Multimodal Hox5 activity generates motor neuron diversity [RNA-seq]

Motor neurons (MNs) are the final output of circuits driving fundamental behaviors, such as respiration and locomotion. Hox proteins are essential in generating the MN diversity required for accomplishing these functions, but the transcriptional mechanisms that enable Hox paralogs to assign distinct MN subtype identities despite their promiscuous DNA binding motif are not well understood. Here we show that Hoxa5 can modify chromatin accessibility in all mouse spinal cervical MN subtypes and engages TALE co-factors to directly bind and regulate subtype-specific genes. We identify a paralog-specific interaction of Hoxa5 with the phrenic MN-specific transcription factor Scip and show that heterologous expression of Hoxa5 and Scip is sufficient to suppress limb-innervating MN identity. We also demonstrate that phrenic MN identity is stable after Hoxa5 downregulation and identify Klf proteins as potential regulators of phrenic MN maintenance. Our data identify multiple modes of Hoxa5 action that converge to induce and maintain MN identity. Overall design: Comparative gene expression analysis (RNA-seq data) for cervical and thoracic motor neurons at e12.5. Each cervical or thoracic region contains three biological replicates.

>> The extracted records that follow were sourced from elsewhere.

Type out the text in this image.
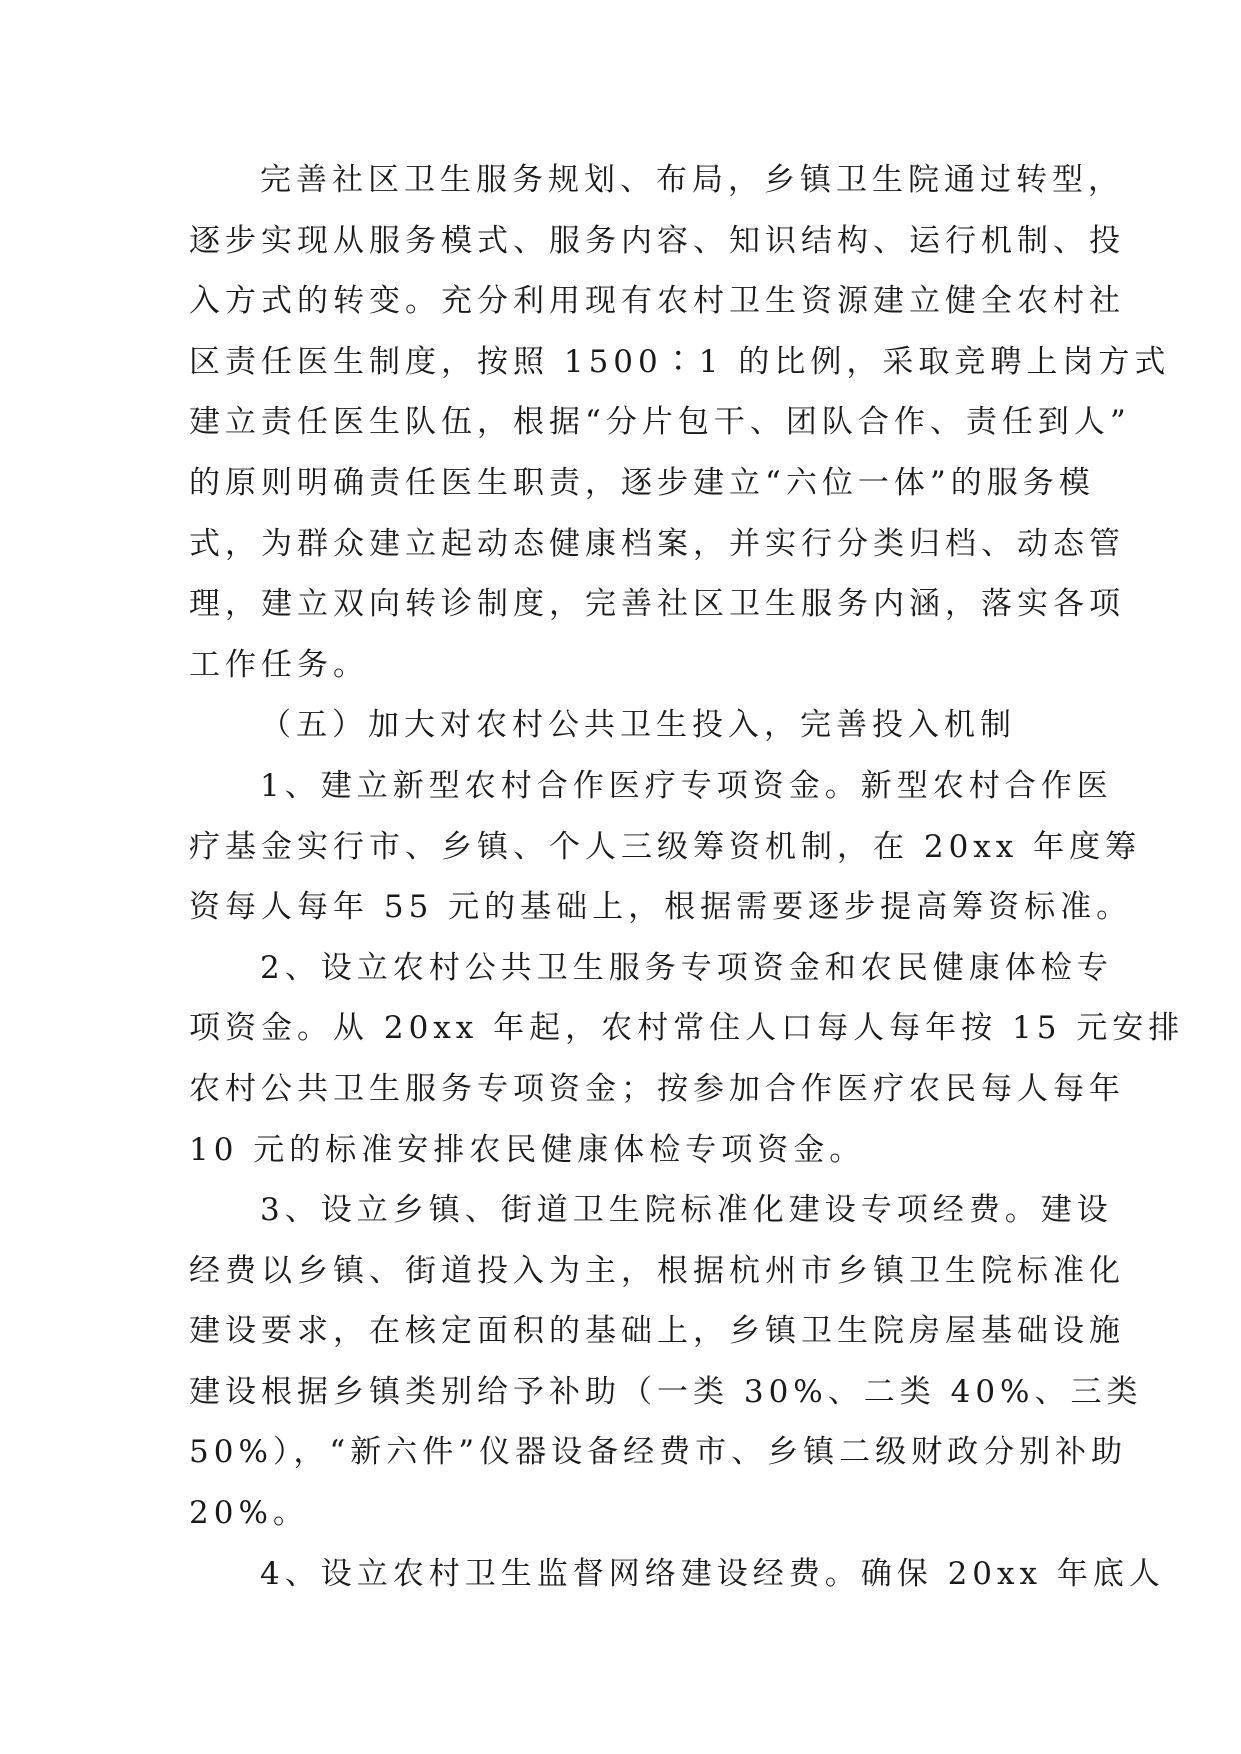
完善社区卫生服务规划、布局，乡镇卫生院通过转型，
逐步实现从服务模式、服务内容、知识结构、运行机制、投
入方式的转变。充分利用现有农村卫生资源建立健全农村社
区责任医生制度，按照 1500∶1 的比例，采取竞聘上岗方式
建立责任医生队伍，根据“分片包干、团队合作、责任到人”
的原则明确责任医生职责，逐步建立“六位一体”的服务模
式，为群众建立起动态健康档案，并实行分类归档、动态管
理，建立双向转诊制度，完善社区卫生服务内涵，落实各项
工作任务。
（五）加大对农村公共卫生投入，完善投入机制
1、建立新型农村合作医疗专项资金。新型农村合作医
疗基金实行市、乡镇、个人三级筹资机制，在 20xx 年度筹
资每人每年 55 元的基础上，根据需要逐步提高筹资标准。
2、设立农村公共卫生服务专项资金和农民健康体检专
项资金。从 20xx 年起，农村常住人口每人每年按 15 元安排
农村公共卫生服务专项资金；按参加合作医疗农民每人每年
10 元的标准安排农民健康体检专项资金。
3、设立乡镇、街道卫生院标准化建设专项经费。建设
经费以乡镇、街道投入为主，根据杭州市乡镇卫生院标准化
建设要求，在核定面积的基础上，乡镇卫生院房屋基础设施
建设根据乡镇类别给予补助（一类 30%、二类 40%、三类
50%），“新六件”仪器设备经费市、乡镇二级财政分别补助
20%。
4、设立农村卫生监督网络建设经费。确保 20xx 年底人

运动神经元（Motor Neurons, MNs）是调控呼吸、运动等基础生命行为的神经环路的最终输出单元。同源盒蛋白（Hox proteins）在产生实现上述功能所需的运动神经元多样性过程中发挥关键作用，但尽管Hox旁系同源蛋白具有非特异性DNA结合基序，其介导不同运动神经元亚型身份特化的转录调控机制仍未被充分阐明。本研究发现，Hoxa5可重塑所有小鼠脊髓颈段运动神经元亚型的染色质可及性，并招募TALE辅因子（TALE co-factors）直接结合并调控亚型特异性基因。本研究鉴定出Hoxa5与膈神经运动神经元特异性转录因子Scip之间存在旁系同源特异性相互作用，并证实异位表达Hoxa5与Scip足以抑制肢体支配型运动神经元的身份特征。本研究还证实，在Hoxa5表达下调后，膈神经运动神经元的身份特征仍保持稳定，并鉴定出Krüppel样因子（Klf proteins）是维持膈神经运动神经元身份的潜在调控因子。本研究的数据揭示了Hoxa5发挥作用的多种模式，这些模式协同作用以诱导并维持运动神经元的身份特征。实验整体设计：针对胚胎发育第12.5天（e12.5）的颈段与胸段运动神经元开展比较基因表达分析（RNA测序，RNA-seq）。每个颈段或胸段分组均包含3次生物学重复。